Primo step: WISH. Scegliamo un obiettivo che desideriamo raggiungere, ancor meglio se stimolante, avvincente e, soprattutto, realistico. L'orizzonte temporale dell'obiettivo non ha importanza. Potrebbe essere raggiunto in un sol giorno, domani, in settimane, mesi o in un anno.
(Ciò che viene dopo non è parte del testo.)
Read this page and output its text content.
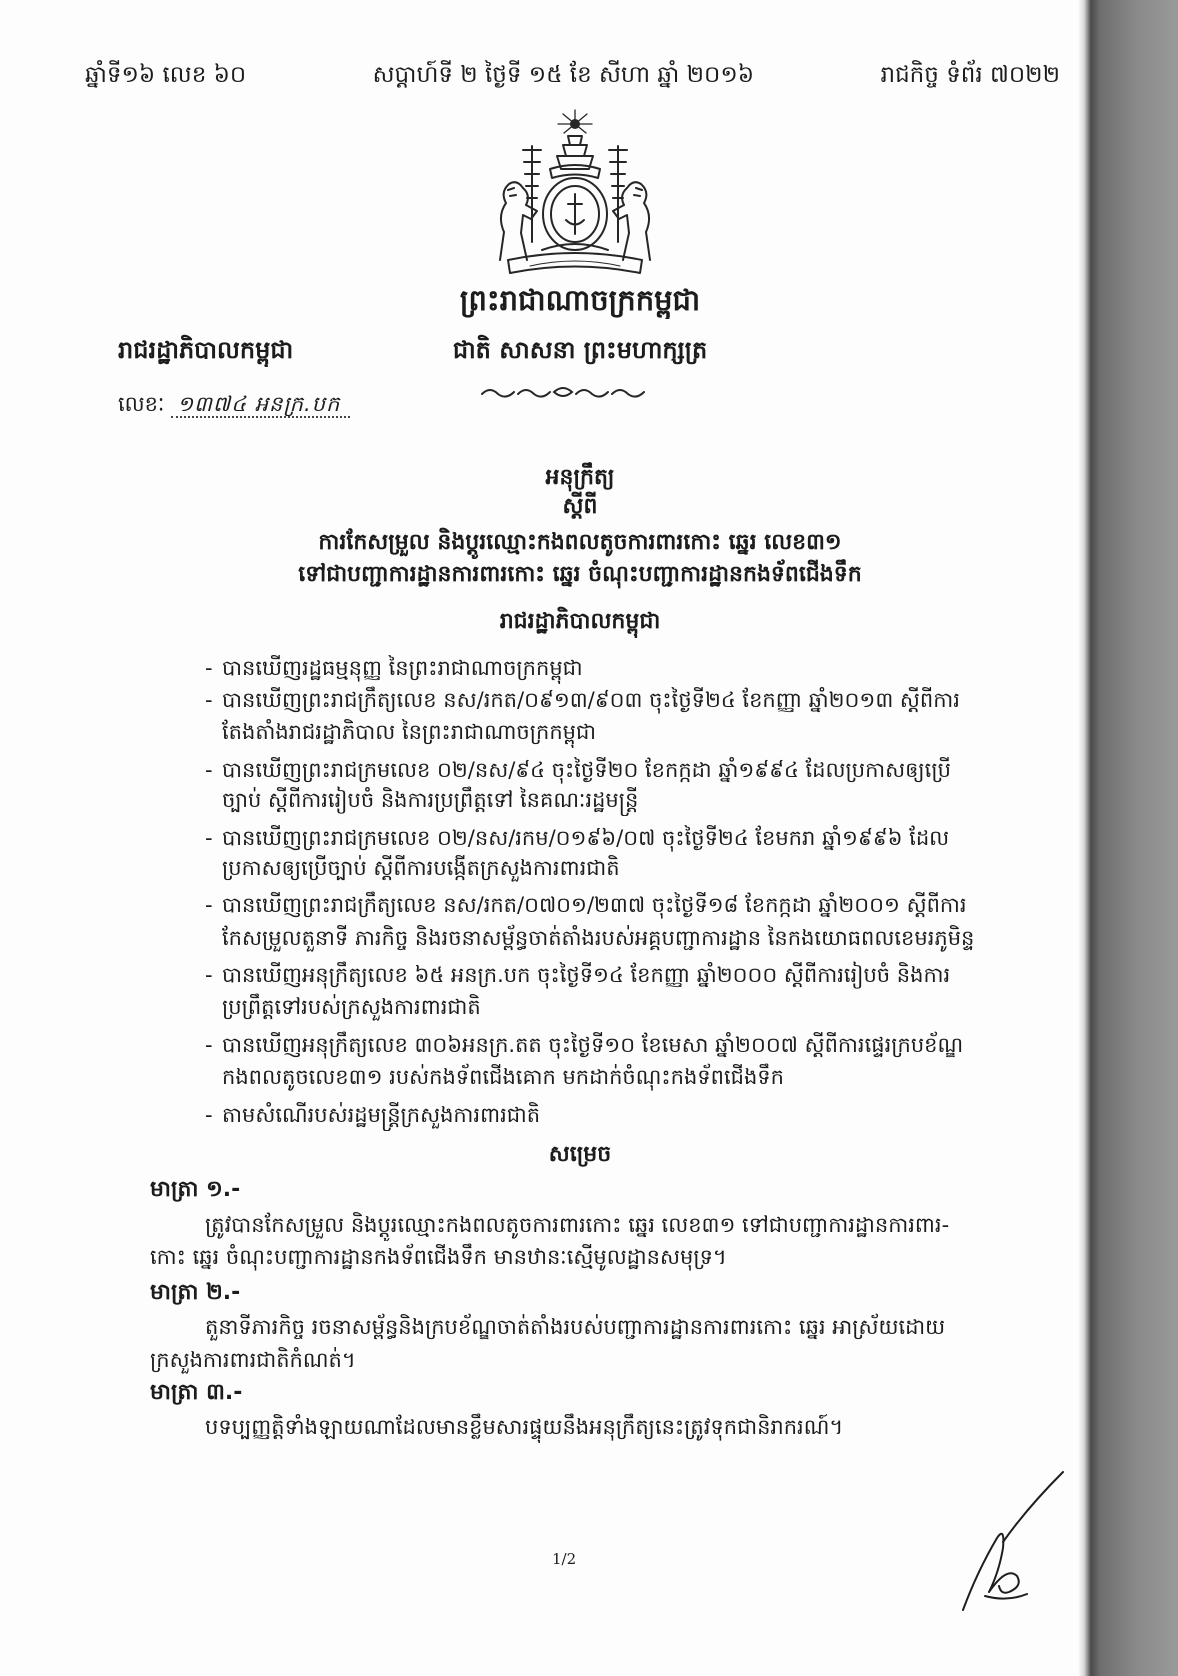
ឆ្នាំទី១៦ លេខ ៦០	សប្តាហ៍ទី ២ ថ្ងៃទី ១៥ ខែ សីហា ឆ្នាំ ២០១៦	រាជកិច្ច ទំព័រ ៧០២២
ព្រះរាជាណាចក្រកម្ពុជា
រាជរដ្ឋាភិបាលកម្ពុជា	ជាតិ សាសនា ព្រះមហាក្សត្រ
លេខៈ ១៣៧៤ អនក្រ.បក
អនុក្រឹត្យ
ស្តីពី
ការកែសម្រួល និងប្តូរឈ្មោះកងពលតូចការពារកោះ ឆ្នេរ លេខ៣១
ទៅជាបញ្ជាការដ្ឋានការពារកោះ ឆ្នេរ ចំណុះបញ្ជាការដ្ឋានកងទ័ពជើងទឹក
រាជរដ្ឋាភិបាលកម្ពុជា
- បានឃើញរដ្ឋធម្មនុញ្ញ នៃព្រះរាជាណាចក្រកម្ពុជា
- បានឃើញព្រះរាជក្រឹត្យលេខ នស/រកត/០៩១៣/៩០៣ ចុះថ្ងៃទី២៤ ខែកញ្ញា ឆ្នាំ២០១៣ ស្តីពីការ
តែងតាំងរាជរដ្ឋាភិបាល នៃព្រះរាជាណាចក្រកម្ពុជា
- បានឃើញព្រះរាជក្រមលេខ ០២/នស/៩៤ ចុះថ្ងៃទី២០ ខែកក្កដា ឆ្នាំ១៩៩៤ ដែលប្រកាសឲ្យប្រើ
ច្បាប់ ស្តីពីការរៀបចំ និងការប្រព្រឹត្តទៅ នៃគណៈរដ្ឋមន្ត្រី
- បានឃើញព្រះរាជក្រមលេខ ០២/នស/រកម/០១៩៦/០៧ ចុះថ្ងៃទី២៤ ខែមករា ឆ្នាំ១៩៩៦ ដែល
ប្រកាសឲ្យប្រើច្បាប់ ស្តីពីការបង្កើតក្រសួងការពារជាតិ
- បានឃើញព្រះរាជក្រឹត្យលេខ នស/រកត/០៧០១/២៣៧ ចុះថ្ងៃទី១៨ ខែកក្កដា ឆ្នាំ២០០១ ស្តីពីការ
កែសម្រួលតួនាទី ភារកិច្ច និងរចនាសម្ព័ន្ធចាត់តាំងរបស់អគ្គបញ្ជាការដ្ឋាន នៃកងយោធពលខេមរភូមិន្ទ
- បានឃើញអនុក្រឹត្យលេខ ៦៥ អនក្រ.បក ចុះថ្ងៃទី១៤ ខែកញ្ញា ឆ្នាំ២០០០ ស្តីពីការរៀបចំ និងការ
ប្រព្រឹត្តទៅរបស់ក្រសួងការពារជាតិ
- បានឃើញអនុក្រឹត្យលេខ ៣០៦អនក្រ.តត ចុះថ្ងៃទី១០ ខែមេសា ឆ្នាំ២០០៧ ស្តីពីការផ្ទេរក្របខ័ណ្ឌ
កងពលតូចលេខ៣១ របស់កងទ័ពជើងគោក មកដាក់ចំណុះកងទ័ពជើងទឹក
- តាមសំណើរបស់រដ្ឋមន្ត្រីក្រសួងការពារជាតិ
សម្រេច
មាត្រា ១.-
ត្រូវបានកែសម្រួល និងប្តូរឈ្មោះកងពលតូចការពារកោះ ឆ្នេរ លេខ៣១ ទៅជាបញ្ជាការដ្ឋានការពារ-
កោះ ឆ្នេរ ចំណុះបញ្ជាការដ្ឋានកងទ័ពជើងទឹក មានឋានៈស្មើមូលដ្ឋានសមុទ្រ។
មាត្រា ២.-
តួនាទីភារកិច្ច រចនាសម្ព័ន្ធនិងក្របខ័ណ្ឌចាត់តាំងរបស់បញ្ជាការដ្ឋានការពារកោះ ឆ្នេរ អាស្រ័យដោយ
ក្រសួងការពារជាតិកំណត់។
មាត្រា ៣.-
បទប្បញ្ញត្តិទាំងឡាយណាដែលមានខ្លឹមសារផ្ទុយនឹងអនុក្រឹត្យនេះត្រូវទុកជានិរាករណ៍។
1/2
Potrebbe essere rappresentato da un comportamento, un'abilità o qualsiasi altra cosa in cui desideriamo migliorare. Qualcosa simile a: “Voglio finire questa task entro venerdi prossimo”. “Voglio inziare lo studio di una nuova lingua”.

 

Secondo step: Outcome. Qual è il miglior risultato possibile che potremmo raggiungere al completamento del nostro obiettivo? Come potremmo sentirci? Proviamo a visualizzarlo nella nostra mente insieme alle sensazioni che subito ci affiorano all’idea di averlo raggiunto. Facciamo un esempio. "Finalmente sono sollevato e mi sento orgoglioso di aver finito il mio paperwork. Riesco finalmente ad essere fluente nella conversazione in inglese. "
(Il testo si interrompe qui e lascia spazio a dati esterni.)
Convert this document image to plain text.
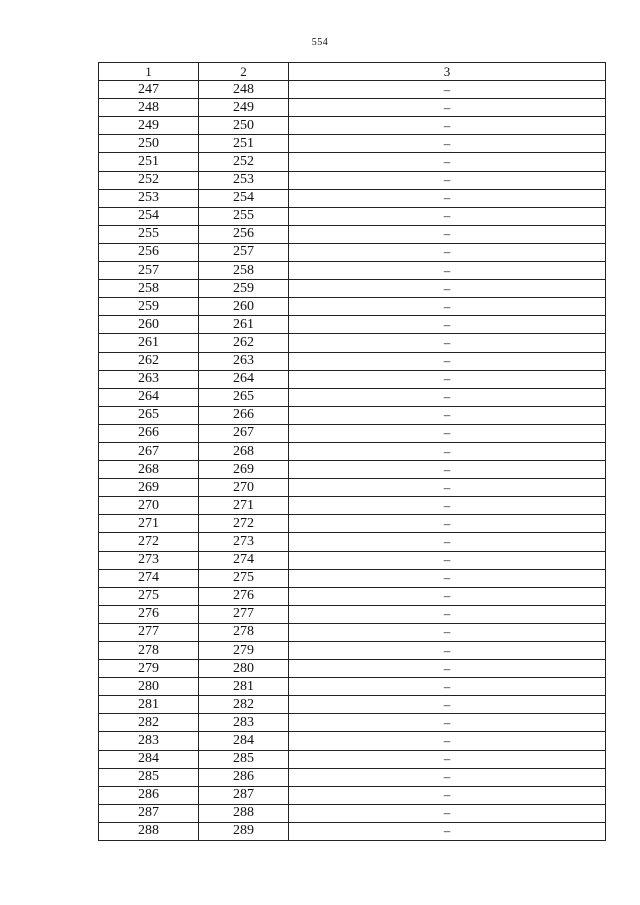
554
1	2	3
247	248	–
248	249	–
249	250	–
250	251	–
251	252	–
252	253	–
253	254	–
254	255	–
255	256	–
256	257	–
257	258	–
258	259	–
259	260	–
260	261	–
261	262	–
262	263	–
263	264	–
264	265	–
265	266	–
266	267	–
267	268	–
268	269	–
269	270	–
270	271	–
271	272	–
272	273	–
273	274	–
274	275	–
275	276	–
276	277	–
277	278	–
278	279	–
279	280	–
280	281	–
281	282	–
282	283	–
283	284	–
284	285	–
285	286	–
286	287	–
287	288	–
288	289	–
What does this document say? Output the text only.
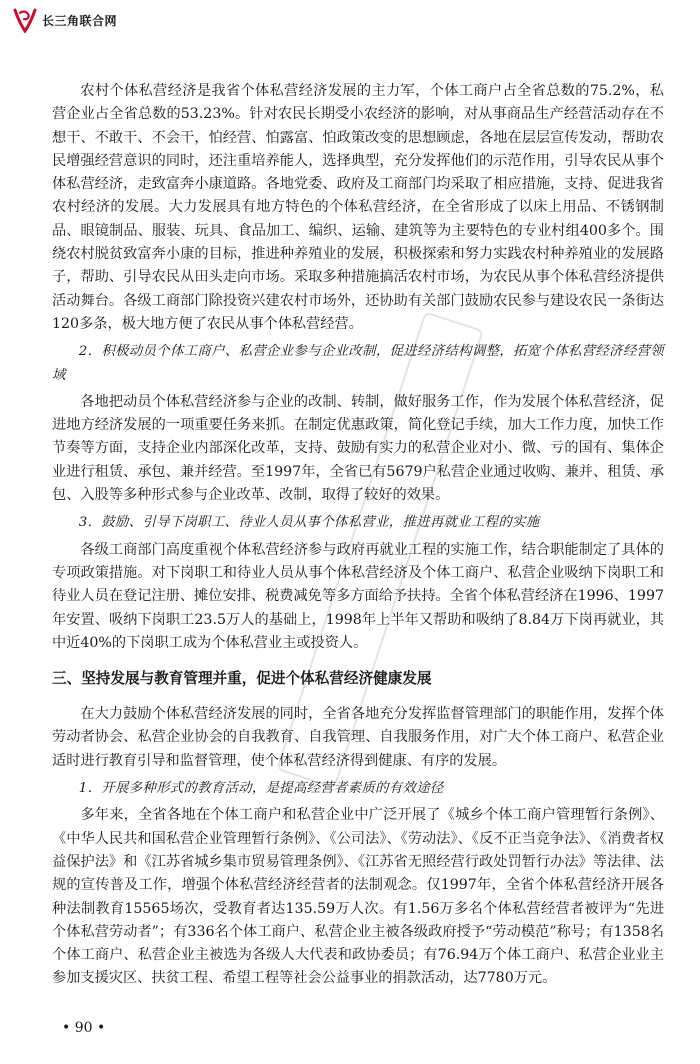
长三角联合网

农村个体私营经济是我省个体私营经济发展的主力军，个体工商户占全省总数的75.2%，私营企业占全省总数的53.23%。针对农民长期受小农经济的影响，对从事商品生产经营活动存在不想干、不敢干、不会干，怕经营、怕露富、怕政策改变的思想顾虑，各地在层层宣传发动，帮助农民增强经营意识的同时，还注重培养能人，选择典型，充分发挥他们的示范作用，引导农民从事个体私营经济，走致富奔小康道路。各地党委、政府及工商部门均采取了相应措施，支持、促进我省农村经济的发展。大力发展具有地方特色的个体私营经济，在全省形成了以床上用品、不锈钢制品、眼镜制品、服装、玩具、食品加工、编织、运输、建筑等为主要特色的专业村组400多个。围绕农村脱贫致富奔小康的目标，推进种养殖业的发展，积极探索和努力实践农村种养殖业的发展路子，帮助、引导农民从田头走向市场。采取多种措施搞活农村市场，为农民从事个体私营经济提供活动舞台。各级工商部门除投资兴建农村市场外，还协助有关部门鼓励农民参与建设农民一条街达120多条，极大地方便了农民从事个体私营经营。

2．积极动员个体工商户、私营企业参与企业改制，促进经济结构调整，拓宽个体私营经济经营领域

各地把动员个体私营经济参与企业的改制、转制，做好服务工作，作为发展个体私营经济，促进地方经济发展的一项重要任务来抓。在制定优惠政策，简化登记手续，加大工作力度，加快工作节奏等方面，支持企业内部深化改革，支持、鼓励有实力的私营企业对小、微、亏的国有、集体企业进行租赁、承包、兼并经营。至1997年，全省已有5679户私营企业通过收购、兼并、租赁、承包、入股等多种形式参与企业改革、改制，取得了较好的效果。

3．鼓励、引导下岗职工、待业人员从事个体私营业，推进再就业工程的实施

各级工商部门高度重视个体私营经济参与政府再就业工程的实施工作，结合职能制定了具体的专项政策措施。对下岗职工和待业人员从事个体私营经济及个体工商户、私营企业吸纳下岗职工和待业人员在登记注册、摊位安排、税费减免等多方面给予扶持。全省个体私营经济在1996、1997年安置、吸纳下岗职工23.5万人的基础上，1998年上半年又帮助和吸纳了8.84万下岗再就业，其中近40%的下岗职工成为个体私营业主或投资人。

三、坚持发展与教育管理并重，促进个体私营经济健康发展

在大力鼓励个体私营经济发展的同时，全省各地充分发挥监督管理部门的职能作用，发挥个体劳动者协会、私营企业协会的自我教育、自我管理、自我服务作用，对广大个体工商户、私营企业适时进行教育引导和监督管理，使个体私营经济得到健康、有序的发展。

1．开展多种形式的教育活动，是提高经营者素质的有效途径

多年来，全省各地在个体工商户和私营企业中广泛开展了《城乡个体工商户管理暂行条例》、《中华人民共和国私营企业管理暂行条例》、《公司法》、《劳动法》、《反不正当竞争法》、《消费者权益保护法》和《江苏省城乡集市贸易管理条例》、《江苏省无照经营行政处罚暂行办法》等法律、法规的宣传普及工作，增强个体私营经济经营者的法制观念。仅1997年，全省个体私营经济开展各种法制教育15565场次，受教育者达135.59万人次。有1.56万多名个体私营经营者被评为“先进个体私营劳动者”；有336名个体工商户、私营企业主被各级政府授予“劳动模范”称号；有1358名个体工商户、私营企业主被选为各级人大代表和政协委员；有76.94万个体工商户、私营企业业主参加支援灾区、扶贫工程、希望工程等社会公益事业的捐款活动，达7780万元。

• 90 •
Terzo step: Obstacle. Quali sono gli ostacoli che ci impediscono di raggiungere il nostro obiettivo? Cosa si frappone tra noi ed il suo raggiungimento? Visualizziamo uno ad uno tutti gli ostacoli che potremmo incontrare nel nostro percorso. Elenchiamoli, valutiamoli uno ad uno.

 

"Potrei non sentirmi motivato, potrebbero sopraggiungere queste attività che mi allontano dalla task principale, sono stanco…” 

 

Ultimo step: Plan. Pianifichiamo. Inquadrati gli ostacoli proviamo a descrivere tutti i dettagli delle azioni da mettere in campo per superarli. Quale azione potrebbe aiutarci quando si presenta il nostro ostacolo? Creiamo una serie di simulazione del tipo if / then. 

Se / quando accade questo (ostacolo), allora lo farò così (azione per superare l'ostacolo).
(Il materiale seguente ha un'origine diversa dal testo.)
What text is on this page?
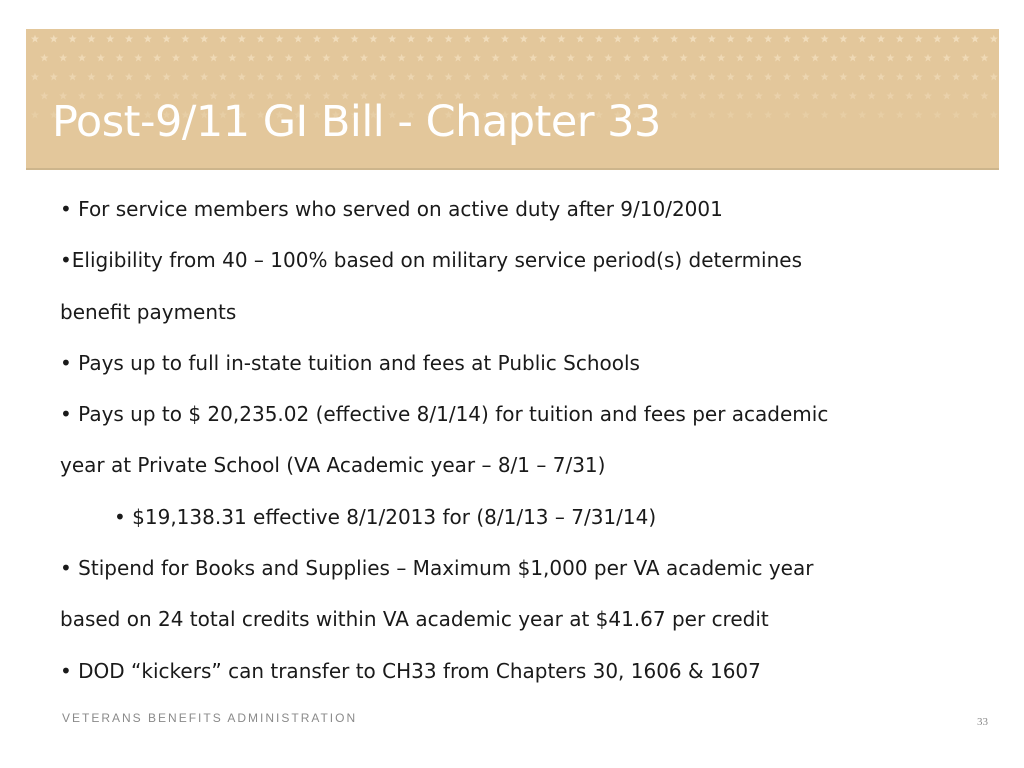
Post-9/11 GI Bill - Chapter 33
• For service members who served on active duty after 9/10/2001
•Eligibility from 40 – 100% based on military service period(s) determines
benefit payments
• Pays up to full in-state tuition and fees at Public Schools
• Pays up to $ 20,235.02 (effective 8/1/14) for tuition and fees per academic
year at Private School (VA Academic year – 8/1 – 7/31)
• $19,138.31 effective 8/1/2013 for (8/1/13 – 7/31/14)
• Stipend for Books and Supplies – Maximum $1,000 per VA academic year
based on 24 total credits within VA academic year at $41.67 per credit
• DOD “kickers” can transfer to CH33 from Chapters 30, 1606 & 1607
VETERANS BENEFITS ADMINISTRATION	33
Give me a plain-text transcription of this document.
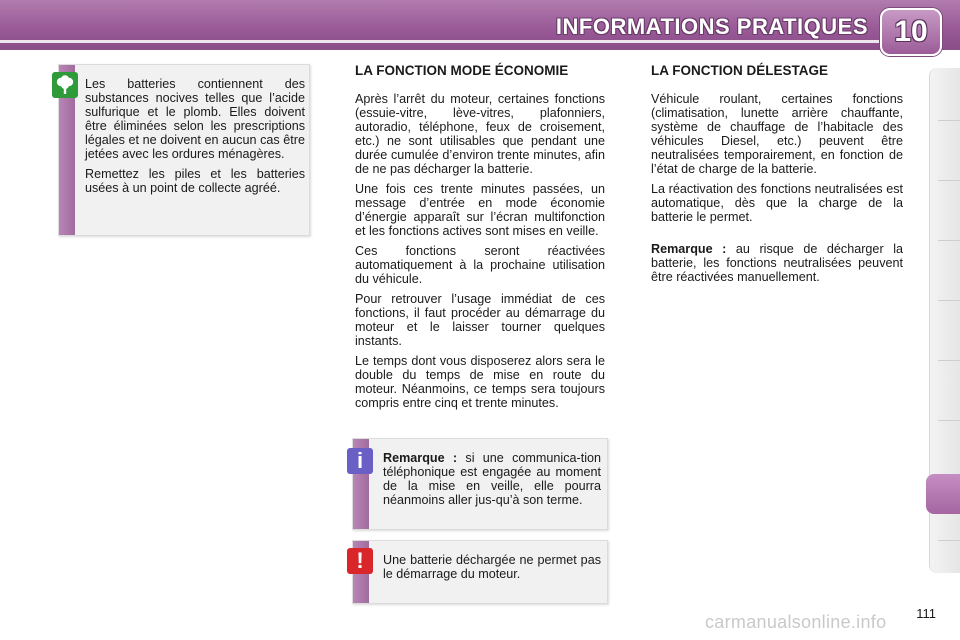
INFORMATIONS PRATIQUES 10

Les batteries contiennent des substances nocives telles que l’acide sulfurique et le plomb. Elles doivent être éliminées selon les prescriptions légales et ne doivent en aucun cas être jetées avec les ordures ménagères.

Remettez les piles et les batteries usées à un point de collecte agréé.

LA FONCTION MODE ÉCONOMIE

Après l’arrêt du moteur, certaines fonctions (essuie-vitre, lève-vitres, plafonniers, autoradio, téléphone, feux de croisement, etc.) ne sont utilisables que pendant une durée cumulée d’environ trente minutes, afin de ne pas décharger la batterie.

Une fois ces trente minutes passées, un message d’entrée en mode économie d’énergie apparaît sur l’écran multifonction et les fonctions actives sont mises en veille.

Ces fonctions seront réactivées automatiquement à la prochaine utilisation du véhicule.

Pour retrouver l’usage immédiat de ces fonctions, il faut procéder au démarrage du moteur et le laisser tourner quelques instants.

Le temps dont vous disposerez alors sera le double du temps de mise en route du moteur. Néanmoins, ce temps sera toujours compris entre cinq et trente minutes.

Remarque : si une communica-tion téléphonique est engagée au moment de la mise en veille, elle pourra néanmoins aller jus-qu’à son terme.

i

Une batterie déchargée ne permet pas le démarrage du moteur.

!
LA FONCTION DÉLESTAGE

Véhicule roulant, certaines fonctions (climatisation, lunette arrière chauffante, système de chauffage de l’habitacle des véhicules Diesel, etc.) peuvent être neutralisées temporairement, en fonction de l’état de charge de la batterie.

La réactivation des fonctions neutralisées est automatique, dès que la charge de la batterie le permet.

Remarque : au risque de décharger la batterie, les fonctions neutralisées peuvent être réactivées manuellement.

111
carmanualsonline.info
Possiamo usare questo tool come una piccola abitudine quotidiana da acquisire, o magari solo per grandi progetti. Le possibilità sono infinite.

Spetta a noi fare qualcosa di nuovo e diverso ed abbracciare nuove esperienze, nuove competenze.

Registrati, è gratis!

Registrati gratis alla piattaforma e ricevi la newsletter settimanale con il Meteo innovazione e le ultime novità dal blog, le playlist, gli articoli, i tool.

Articoli correlati

Image
Icons

Attention Economy e relazioni: uno sguardo “attento” alla GenZ

“No. È il grande inganno, la saggezza dei vecchi. Non diventano saggi. Diventano attenti.”ERNEST HEMINGWAY   Pensiamo al nostro be ...

Leggi tutto
Image
Icons

Le relazioni prima di tutto, ovvero come superare gli ostacoli della complessità

Siamo abituati, nella vita d’impresa come in quella privata, che, per risolvere un problema, siamo portati ad identificare una soluzione e poi mettere in ...

Leggi tutto
Image
Icons

Come funziona ChatGPT e cosa lo differenzia dagli essere umani. Ecco il risultato della nostra intervista al chatbot più famoso del momento.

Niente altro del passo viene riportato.